UniAct: Unified Control for Humanoid Robots
Analysis
This paper addresses a key challenge in humanoid robotics: bridging high-level multimodal instructions with whole-body execution. The proposed UniAct framework offers a novel two-stage approach using a fine-tuned MLLM and a causal streaming pipeline to achieve low-latency execution of diverse instructions (language, music, trajectories). The use of a shared discrete codebook (FSQ) for cross-modal alignment and physically grounded motions is a significant contribution, leading to improved performance in zero-shot tracking. The validation on a new motion benchmark (UniMoCap) further strengthens the paper's impact, suggesting a step towards more responsive and general-purpose humanoid assistants.
Key Takeaways
- •UniAct is a two-stage framework for humanoid robot control.

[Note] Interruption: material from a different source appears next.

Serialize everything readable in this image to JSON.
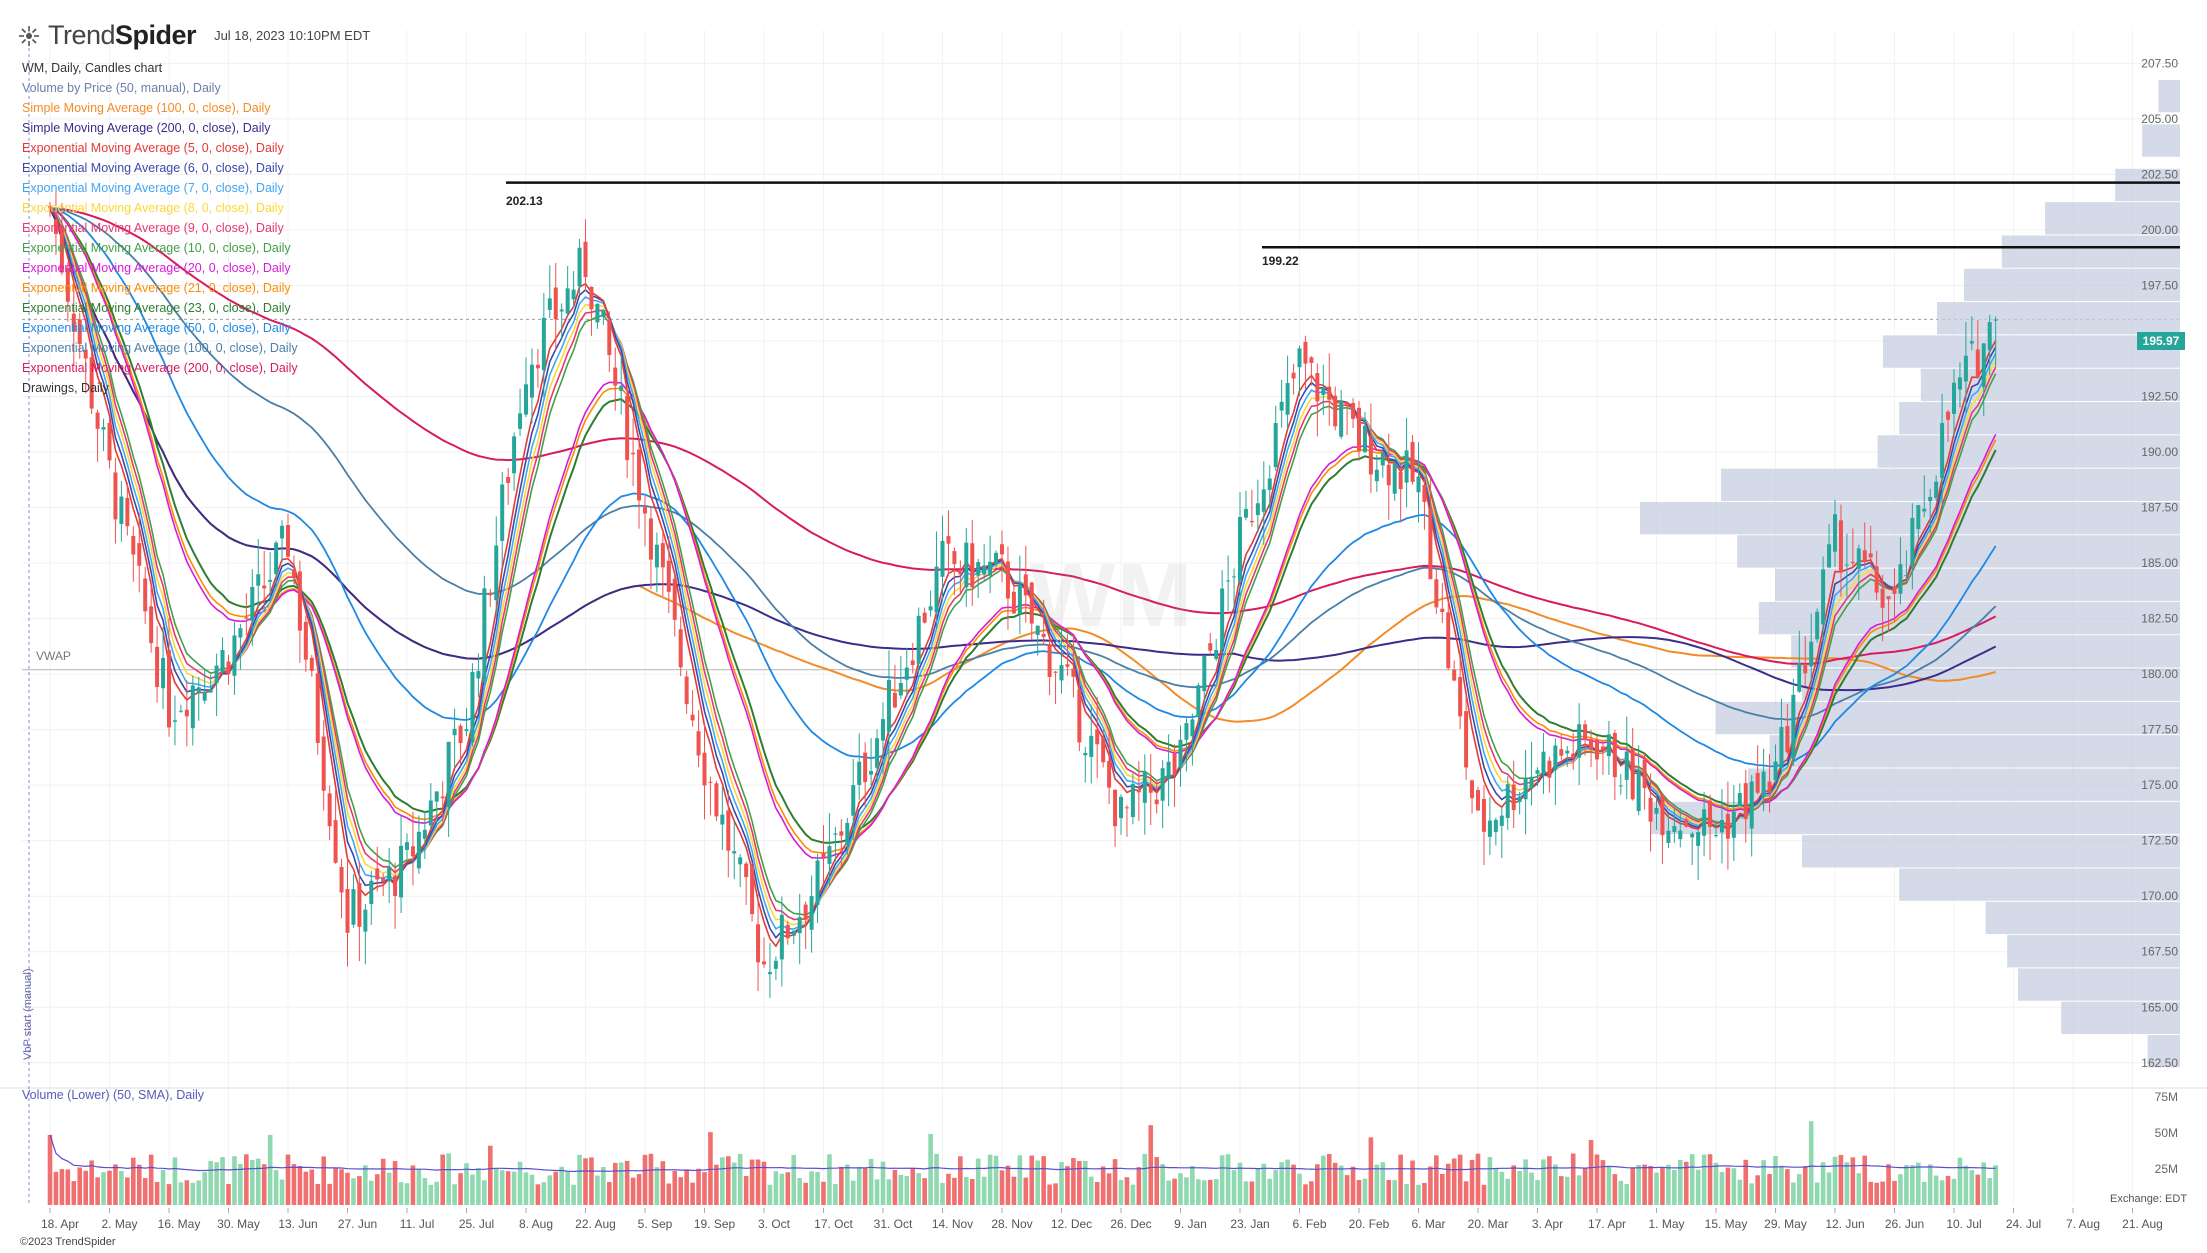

- •It uses a fine-tuned MLLM and a causal streaming pipeline.
- •It achieves low-latency execution of multimodal instructions.
- •It utilizes a shared discrete codebook for cross-modal alignment.
- •It shows improved performance in zero-shot tracking.
- •Validated on a new humanoid motion benchmark (UniMoCap).
“UniAct achieves a 19% improvement in the success rate of zero-shot tracking of imperfect reference motions.”